Em alguns setores isso já era realidade antes do aval do STF e da nova lei trabalhista. Serviços de telefonia, fornecimento de água e coleta de esgoto, fornecimento de energia elétrica são praticamente todos terceirizados. O problema da terceirização é a ausência de garantia de pagamento de todas as verbas trabalhistas devidas ao empregado terceirizado. Mesmo que a empresa tomadora responda de forma residual pelas obrigações trabalhistas a troca de empresas terceirizadas impede que o empregado ajuíze ação contra a empresa tomadora, pois se mantido no mesmo posto e acionar o tomador pelo não pagamento da terceirizada, certamente perderá o posto e será desligado da nova terceirizada.
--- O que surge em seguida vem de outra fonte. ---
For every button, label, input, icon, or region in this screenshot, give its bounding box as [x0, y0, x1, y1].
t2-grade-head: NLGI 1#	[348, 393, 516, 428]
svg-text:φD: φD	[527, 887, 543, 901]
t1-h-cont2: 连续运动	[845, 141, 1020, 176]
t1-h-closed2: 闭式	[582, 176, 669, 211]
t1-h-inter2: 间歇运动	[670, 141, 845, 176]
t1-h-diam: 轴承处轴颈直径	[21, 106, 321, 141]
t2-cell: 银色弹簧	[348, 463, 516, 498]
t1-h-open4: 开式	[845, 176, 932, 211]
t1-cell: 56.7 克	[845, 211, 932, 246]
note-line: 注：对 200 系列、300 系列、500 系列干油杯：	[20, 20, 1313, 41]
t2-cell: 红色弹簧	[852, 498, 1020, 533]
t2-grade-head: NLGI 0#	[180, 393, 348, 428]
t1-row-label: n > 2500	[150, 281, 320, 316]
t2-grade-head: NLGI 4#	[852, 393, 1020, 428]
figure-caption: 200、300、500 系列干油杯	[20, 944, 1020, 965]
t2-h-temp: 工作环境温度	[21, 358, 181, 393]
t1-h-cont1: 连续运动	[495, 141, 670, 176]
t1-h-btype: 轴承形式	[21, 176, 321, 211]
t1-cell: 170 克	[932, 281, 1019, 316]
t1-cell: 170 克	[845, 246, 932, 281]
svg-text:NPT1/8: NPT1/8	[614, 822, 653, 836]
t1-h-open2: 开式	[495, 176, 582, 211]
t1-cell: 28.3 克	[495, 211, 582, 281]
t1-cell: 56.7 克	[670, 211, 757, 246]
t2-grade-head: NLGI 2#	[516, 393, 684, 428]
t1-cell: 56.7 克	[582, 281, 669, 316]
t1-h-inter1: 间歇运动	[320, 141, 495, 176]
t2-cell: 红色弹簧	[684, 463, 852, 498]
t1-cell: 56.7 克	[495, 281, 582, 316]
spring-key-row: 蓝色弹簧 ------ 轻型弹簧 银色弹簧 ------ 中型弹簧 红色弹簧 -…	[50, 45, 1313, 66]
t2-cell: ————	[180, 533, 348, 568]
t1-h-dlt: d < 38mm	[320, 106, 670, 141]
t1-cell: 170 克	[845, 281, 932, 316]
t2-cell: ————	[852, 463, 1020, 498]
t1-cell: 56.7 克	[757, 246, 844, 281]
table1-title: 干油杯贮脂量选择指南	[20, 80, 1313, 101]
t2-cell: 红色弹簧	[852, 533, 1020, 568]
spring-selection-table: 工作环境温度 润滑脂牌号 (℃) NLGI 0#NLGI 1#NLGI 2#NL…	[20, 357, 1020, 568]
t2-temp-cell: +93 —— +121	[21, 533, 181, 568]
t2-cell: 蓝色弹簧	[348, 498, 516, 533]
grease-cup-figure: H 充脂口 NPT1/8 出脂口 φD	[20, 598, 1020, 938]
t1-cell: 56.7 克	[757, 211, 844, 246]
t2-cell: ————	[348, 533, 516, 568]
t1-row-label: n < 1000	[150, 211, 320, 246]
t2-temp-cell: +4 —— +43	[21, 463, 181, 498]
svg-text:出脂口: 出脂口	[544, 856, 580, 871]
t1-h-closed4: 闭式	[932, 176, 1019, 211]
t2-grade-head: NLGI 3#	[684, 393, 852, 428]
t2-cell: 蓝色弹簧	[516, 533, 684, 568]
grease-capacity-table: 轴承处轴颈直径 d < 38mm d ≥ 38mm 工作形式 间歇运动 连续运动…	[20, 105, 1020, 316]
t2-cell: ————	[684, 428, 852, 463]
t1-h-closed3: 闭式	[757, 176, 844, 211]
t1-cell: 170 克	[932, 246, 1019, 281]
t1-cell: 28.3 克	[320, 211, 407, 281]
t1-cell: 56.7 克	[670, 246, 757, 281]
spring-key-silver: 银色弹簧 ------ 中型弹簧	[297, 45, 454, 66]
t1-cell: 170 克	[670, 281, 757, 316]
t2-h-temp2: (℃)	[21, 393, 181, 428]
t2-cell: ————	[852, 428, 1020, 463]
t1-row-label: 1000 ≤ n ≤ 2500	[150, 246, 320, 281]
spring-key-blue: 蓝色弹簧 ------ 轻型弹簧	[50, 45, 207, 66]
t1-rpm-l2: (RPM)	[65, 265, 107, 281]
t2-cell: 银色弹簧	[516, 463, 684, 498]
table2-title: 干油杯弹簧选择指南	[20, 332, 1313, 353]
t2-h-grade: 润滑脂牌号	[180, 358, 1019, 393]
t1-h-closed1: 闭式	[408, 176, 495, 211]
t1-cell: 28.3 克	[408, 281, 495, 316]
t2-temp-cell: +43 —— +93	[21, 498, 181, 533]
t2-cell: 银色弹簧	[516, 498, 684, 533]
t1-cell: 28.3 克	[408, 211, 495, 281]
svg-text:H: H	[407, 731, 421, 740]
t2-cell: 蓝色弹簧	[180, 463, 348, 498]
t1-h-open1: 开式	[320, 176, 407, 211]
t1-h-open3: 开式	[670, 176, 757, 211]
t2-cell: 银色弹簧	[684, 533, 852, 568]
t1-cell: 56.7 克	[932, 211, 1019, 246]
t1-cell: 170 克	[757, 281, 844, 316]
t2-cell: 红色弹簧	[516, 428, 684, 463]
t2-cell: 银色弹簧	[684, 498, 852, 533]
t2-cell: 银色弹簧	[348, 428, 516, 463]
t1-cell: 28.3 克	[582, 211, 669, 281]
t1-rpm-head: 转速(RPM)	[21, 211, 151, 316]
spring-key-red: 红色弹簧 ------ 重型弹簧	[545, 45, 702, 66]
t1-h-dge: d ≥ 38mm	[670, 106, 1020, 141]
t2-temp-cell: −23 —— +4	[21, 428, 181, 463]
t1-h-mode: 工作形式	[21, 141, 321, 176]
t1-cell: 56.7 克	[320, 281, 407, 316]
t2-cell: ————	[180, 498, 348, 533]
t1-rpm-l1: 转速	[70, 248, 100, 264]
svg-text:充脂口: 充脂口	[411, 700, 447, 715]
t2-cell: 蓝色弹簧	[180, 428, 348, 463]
A maioria das terceirizadas apenas recrutam e disponibilizam mão de obra, não possuem bens nem capital e são insolventes. A partir de agora você poderá ser atendido por um médico terceirizado, assistir aulas de um professor terceirizado, ser atendido por um advogado, engenheiro, contador ou dentista terceirizado e no meio do curso, atendimento ou tratamento passar a ser atendido por outro profissional.